Wyświetl Pojedyńczy Post
Stary 24-12-2018, 00:07   #292
Stalowy
 
Stalowy's Avatar
 
Reputacja: 1 Stalowy ma wspaniałą reputacjęStalowy ma wspaniałą reputacjęStalowy ma wspaniałą reputacjęStalowy ma wspaniałą reputacjęStalowy ma wspaniałą reputacjęStalowy ma wspaniałą reputacjęStalowy ma wspaniałą reputacjęStalowy ma wspaniałą reputacjęStalowy ma wspaniałą reputacjęStalowy ma wspaniałą reputacjęStalowy ma wspaniałą reputację
Badanie kamienia zajęło parę ładnych minut Runiarzowi. Ostrożnie palcem wybadał krawędzi pisma, przyjrzał się też mu z bliska jakby gdzieś tam na dnie znaków miał być ukryty jakiś sekret.

- Miałem nadzieję że to jakaś podpucha, że mag zajechał tu na kucu i odwalił swoim hokus pokus... - rzekł w końcu do Detlefa - Ale to nie jest falsyfikat. Pismo świeże, zrobione jakby pociągnięciem. Nie widać śladów dłuta.

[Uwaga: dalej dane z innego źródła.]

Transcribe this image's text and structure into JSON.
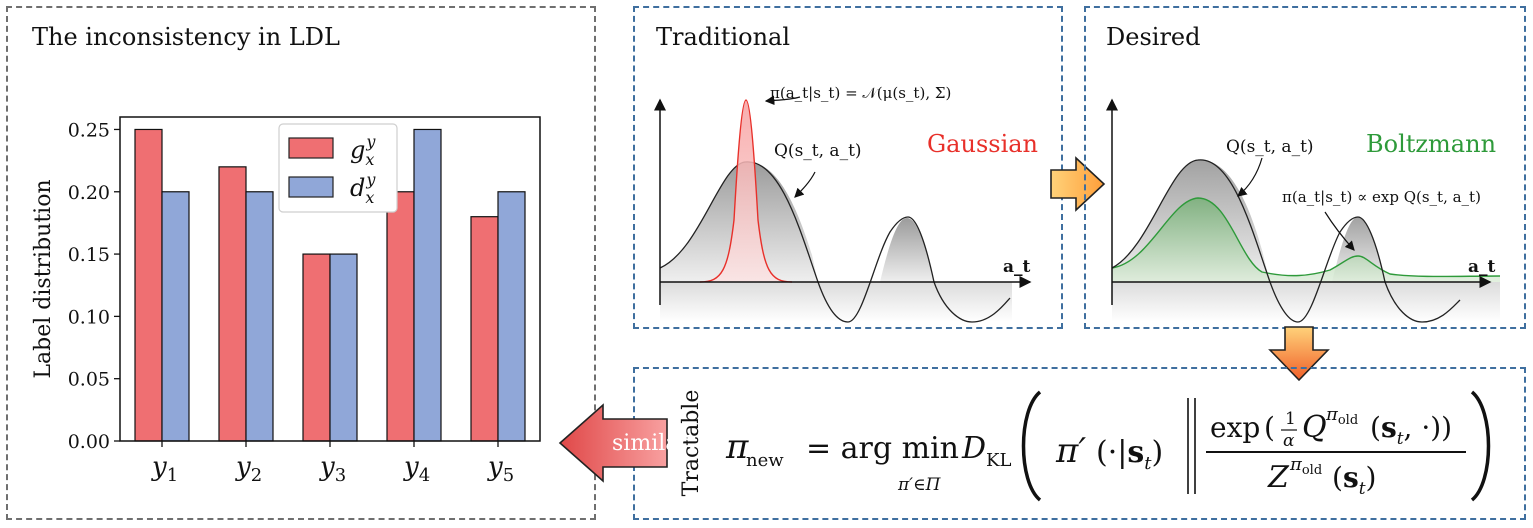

Zaczął pokazywać palcem symbole.

- Składnia, znaki i słownictwo... wszystko stare, spisane w sposób, którego nie powinien znać żaden człowiek. - wyjaśnił - Czy to znak od Bogów Przodków?

Powątpiewał, ale nie miał też żadnego uzasadnienia że to czyjaś sztuczka. Bo co? Jakiś demon ich próbuje wodzić za nos, czy co? Leonora jakiegoś ducha uwolniła z tego poprzedniego kamienia, który im teraz będzie mówił co mają robić?

Kręcił głową.

- Jeżeli tak to nie będą mieli nam za złe jeżeli wrócimy. Grunnenberg może też nie, bo coś tam wołał do mnie jak odprowadzałem Leo, żebyśmy się zastanowili czy warto się rozdzielać w godzinie próby, ale to brzmi jak głupie pierdolenie. Kolejna bajeczka utkana, aby przekonać o jego dobrych intencjach tych których uraził. Wracając od tak, byśmy się po prostu ośmieszyli.

Milczał przez chwilę, aż dostrzegli obłok pyłu w oddali. Mogli tylko zgadywać kto to i po co zmierza do Auggen.

- Najazd? Karawana? Uchodźcy? - pytania Galeba zawisły w powietrzu.

Gdyby to byli jacyś zbrojni, na przykład Graniczni, wtedy mogliby z Detlefem spróbować zaatakować ich od tyłu, kiedy ci by się starli z Grunnenbergiem i jego hałastrą.

- Jeżeli to graniczni wracają z szabru to można by było poczekać, aż ich drogi przetną się z Ostatnimi i wkroczyć na scenę jeżeli dojdzie do walki. Po drodze się pomyśli co powiedzieć pozostałym. Może Bogowie Przodkowie nas ładują w tą kabałę, ale teraz mamy pewność, że przynajmniej oni nam sprzyjają...

Przyjęcie, że to wszystko wola Przodków wiele rzeczy prostowało i zrzucało ciężar babrania się w tym szambie. Przynajmniej trochę.
 

Ostatnio edytowane przez Stalowy : 27-12-2018 o 12:31.